Step 1. Trim the fins.
This prevents them from stabbing you when you are handling the fish and ensures they do not get in your way. (This fish had already been gutted and scaled. You can ask your fish market to do this for you.)

Step 2. Make a diagonal slice behind the fish's head.
You will make this slice right behind the operculum which is the hard bone in the fish's head.

Step 3. Flip the fish over and make this same slice on the other side.

Step 4. Cut through the spine of the fish and separate the head.
This will require you to put some pressure on your knife to cut through the bone. (Don't throw out the head, you can save it along with the other bones for fish stock or roast it!)

Step 5. Make a shallow slice along the top of the spine back towards the tail.
You will make this slice slightly to the side of where the dorsal fin (top fin) was.

Step 6. Following the cut you just made, continue slicing the meat away from the bones.
You should be able to feel the bones of the fish with your knife and use those as a guide as you cut the filet away from the spine.

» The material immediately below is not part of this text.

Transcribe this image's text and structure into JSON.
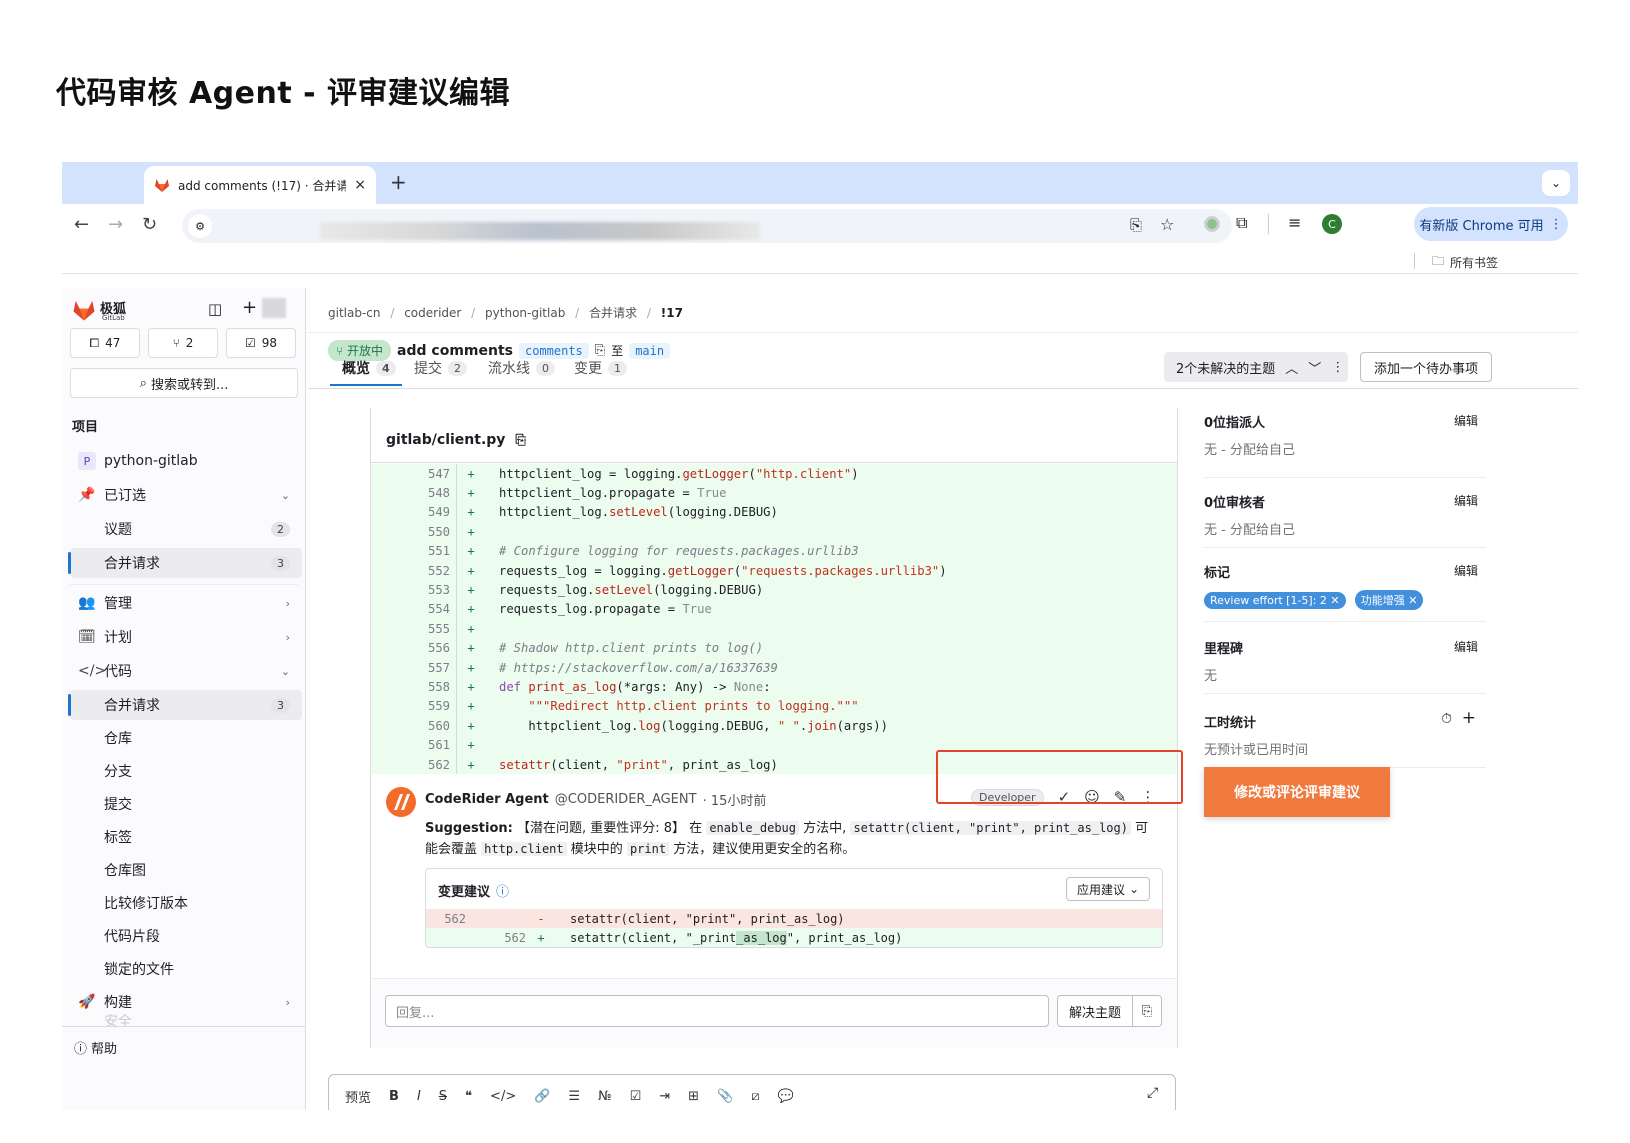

Step 7. Separate the filet.
You can either cut other the ribs as shown here or cut through them and then cut that part off after the filet is separated.

Step 8. Trim the filet.
Use your knife to clean up the edges and cut off any bones.

Step 9. Use fish tweezers (or pliers) to remove the pin bones.
It is helpful to have a container of water nearby to drop the bones into. You can use your fingers to feel for the pin bones. If you miss any, you can always remove them after cooking when they are easy to pull right out.

Step 10. Flip the fish over and repeat steps 5-9.